Chefe do MP manda apurar desvio de finalidade de verba secreta do Gaeco

Procurador-geral de Justiça, José Antônio Borges Pereira determinou a instauração de procedimento administrativo para averiguar se há procedência nas afirmações do réu da Grampolândia, cabo Gerson Correa.

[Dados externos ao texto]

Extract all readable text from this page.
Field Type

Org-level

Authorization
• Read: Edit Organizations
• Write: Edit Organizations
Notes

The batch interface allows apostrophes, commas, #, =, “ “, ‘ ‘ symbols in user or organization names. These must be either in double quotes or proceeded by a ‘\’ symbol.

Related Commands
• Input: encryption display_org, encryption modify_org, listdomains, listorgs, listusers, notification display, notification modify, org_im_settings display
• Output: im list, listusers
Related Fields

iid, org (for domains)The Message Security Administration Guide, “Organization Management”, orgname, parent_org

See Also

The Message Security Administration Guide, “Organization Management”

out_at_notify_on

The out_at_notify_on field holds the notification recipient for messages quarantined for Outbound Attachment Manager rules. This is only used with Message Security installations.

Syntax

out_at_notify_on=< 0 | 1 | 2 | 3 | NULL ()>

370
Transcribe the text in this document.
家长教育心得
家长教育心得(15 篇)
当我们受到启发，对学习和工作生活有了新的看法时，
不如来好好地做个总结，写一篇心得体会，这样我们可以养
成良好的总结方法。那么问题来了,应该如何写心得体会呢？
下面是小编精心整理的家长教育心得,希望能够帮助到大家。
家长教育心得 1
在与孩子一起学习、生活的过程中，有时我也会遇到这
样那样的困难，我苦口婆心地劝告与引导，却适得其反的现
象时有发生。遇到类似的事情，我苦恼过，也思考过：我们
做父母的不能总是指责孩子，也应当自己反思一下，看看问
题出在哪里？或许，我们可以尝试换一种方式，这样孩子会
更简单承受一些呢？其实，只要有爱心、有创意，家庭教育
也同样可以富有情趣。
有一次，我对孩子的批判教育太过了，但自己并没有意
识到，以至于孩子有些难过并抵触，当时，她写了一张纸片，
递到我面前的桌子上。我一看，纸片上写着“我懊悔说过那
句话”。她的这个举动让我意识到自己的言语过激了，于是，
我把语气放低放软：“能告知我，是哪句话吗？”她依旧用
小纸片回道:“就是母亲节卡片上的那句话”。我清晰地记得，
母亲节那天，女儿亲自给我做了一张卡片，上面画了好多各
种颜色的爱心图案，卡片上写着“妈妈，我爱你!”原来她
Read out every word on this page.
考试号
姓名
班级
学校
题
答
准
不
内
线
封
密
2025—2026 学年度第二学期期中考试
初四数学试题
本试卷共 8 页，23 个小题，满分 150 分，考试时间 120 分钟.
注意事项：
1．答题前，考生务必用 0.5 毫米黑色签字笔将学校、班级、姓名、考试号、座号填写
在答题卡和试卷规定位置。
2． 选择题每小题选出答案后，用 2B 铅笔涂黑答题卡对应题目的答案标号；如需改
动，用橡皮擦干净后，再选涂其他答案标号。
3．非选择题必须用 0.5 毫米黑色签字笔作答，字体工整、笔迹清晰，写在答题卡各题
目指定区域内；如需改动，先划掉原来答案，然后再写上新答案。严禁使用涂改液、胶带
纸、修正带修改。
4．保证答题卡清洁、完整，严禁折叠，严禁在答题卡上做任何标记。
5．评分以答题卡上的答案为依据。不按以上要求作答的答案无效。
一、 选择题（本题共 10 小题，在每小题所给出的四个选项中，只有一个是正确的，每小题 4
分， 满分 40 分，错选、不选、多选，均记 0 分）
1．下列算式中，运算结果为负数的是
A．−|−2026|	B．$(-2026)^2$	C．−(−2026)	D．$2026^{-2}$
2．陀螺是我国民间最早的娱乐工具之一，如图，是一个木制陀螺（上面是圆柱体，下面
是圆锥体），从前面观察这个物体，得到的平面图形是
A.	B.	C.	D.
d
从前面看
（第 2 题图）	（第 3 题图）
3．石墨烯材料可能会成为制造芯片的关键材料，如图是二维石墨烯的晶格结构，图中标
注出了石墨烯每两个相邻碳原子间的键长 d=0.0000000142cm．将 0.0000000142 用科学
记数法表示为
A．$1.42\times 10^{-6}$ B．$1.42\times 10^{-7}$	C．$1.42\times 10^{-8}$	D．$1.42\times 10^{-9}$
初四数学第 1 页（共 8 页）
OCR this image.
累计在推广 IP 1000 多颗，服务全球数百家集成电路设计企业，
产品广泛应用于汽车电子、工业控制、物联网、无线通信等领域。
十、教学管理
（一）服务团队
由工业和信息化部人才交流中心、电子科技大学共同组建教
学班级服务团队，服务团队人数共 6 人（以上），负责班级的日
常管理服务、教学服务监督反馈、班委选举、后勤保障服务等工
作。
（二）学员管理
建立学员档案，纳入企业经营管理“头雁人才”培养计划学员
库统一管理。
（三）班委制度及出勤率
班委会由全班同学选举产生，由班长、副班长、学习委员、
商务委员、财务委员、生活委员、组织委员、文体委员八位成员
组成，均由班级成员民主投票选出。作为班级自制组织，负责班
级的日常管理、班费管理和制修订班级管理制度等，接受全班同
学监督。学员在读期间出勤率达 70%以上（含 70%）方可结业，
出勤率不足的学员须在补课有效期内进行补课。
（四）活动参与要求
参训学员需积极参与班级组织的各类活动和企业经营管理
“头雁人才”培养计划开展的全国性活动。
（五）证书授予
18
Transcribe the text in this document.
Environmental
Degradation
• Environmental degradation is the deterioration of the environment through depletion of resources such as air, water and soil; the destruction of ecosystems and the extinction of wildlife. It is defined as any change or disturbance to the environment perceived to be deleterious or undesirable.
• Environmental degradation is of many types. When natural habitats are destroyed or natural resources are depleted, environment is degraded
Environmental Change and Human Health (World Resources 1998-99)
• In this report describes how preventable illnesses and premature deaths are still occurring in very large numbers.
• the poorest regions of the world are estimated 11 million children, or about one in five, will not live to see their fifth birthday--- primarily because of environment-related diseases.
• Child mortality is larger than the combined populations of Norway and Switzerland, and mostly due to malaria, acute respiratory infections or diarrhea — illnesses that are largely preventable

Diante da divulgação pela mídia local de trechos de depoimento prestado pelo cabo PM Gérson Corrêa no processo do caso conhecido como “Grampolândia Pantaneira” em que o militar, denunciado como um dos operadores de um esquema de escutas telefônicas clandestinas, aponta a possível ocorrência de desvio de finalidade na utilização de verbas secretas do Grupo de Atuação Especial Contra o Crime Organizado – Gaeco, no período compreendido entre o segundo semestre de 2015 e o primeiro semestre de 2016, o procurador-geral de Justiça, José Antônio Borges Pereira determinou a instauração de procedimento administrativo para averiguar se há procedência nas afirmações do réu.

Essas verbas são destinadas a cobrir despesas operacionais em procedimentos investigatórios reservados que exigem sigilo, porém há um controle do seu uso por meio de prestação de contas.

Em despacho à Diretoria-geral da Procuradoria-geral de Justiça, o procurador solicita que seja informado se há existência de eventual apontamento acerca de irregularidade na prestação de contas do Gaeco no período e, em havendo, que medidas administrativas foram tomadas para apuração dos fatos. Ele consulta ainda sobre a existência de atos e/ou instruções normativas que regulamentem a utilização desses recursos.

Também é solicitada à Diretoria-geral a informação se havia elo funcional entre o Ministério Público Estadual e Mirela Ojeda nos anos de 2015 e 2016, uma vez que a referida pessoa é citada pelo cabo Gérson, como uma das responsáveis pelo controle das verbas secretas do Gaeco à época.

“Ademais, em caso de inexistência de apontamentos de irregularidade sobre a prestação de contas (…), determino desde já a verificação de regularidade das contas prestadas referentes àquelas verbas, tomando-se como referência o período compreendido entre julho de 2015 e junho de 2016”, conclui o procurador José Antônio Borges em seu despacho.

Revelação

O cabo Gérson Corrêa Júnior citou, sem detalhes, no documento, em que tenta fechar acordo de delação premiada, que houve apropriação e desvio de finalidade, demissão e confusão entre membros do Ministério Público Estadual (MPE) por causa da aplicação de uma “verba secreta”no Grupo de Atuação Especial Contra o Crime Organizado (Gaeco).

 

Segundo ele, com o tempo, as sobras da verba foram se acumulando perdendo o controle real e, com isso, membros do Ministério Público poderiam usar o dinheiro para qualquer finalidade, aponta o militar.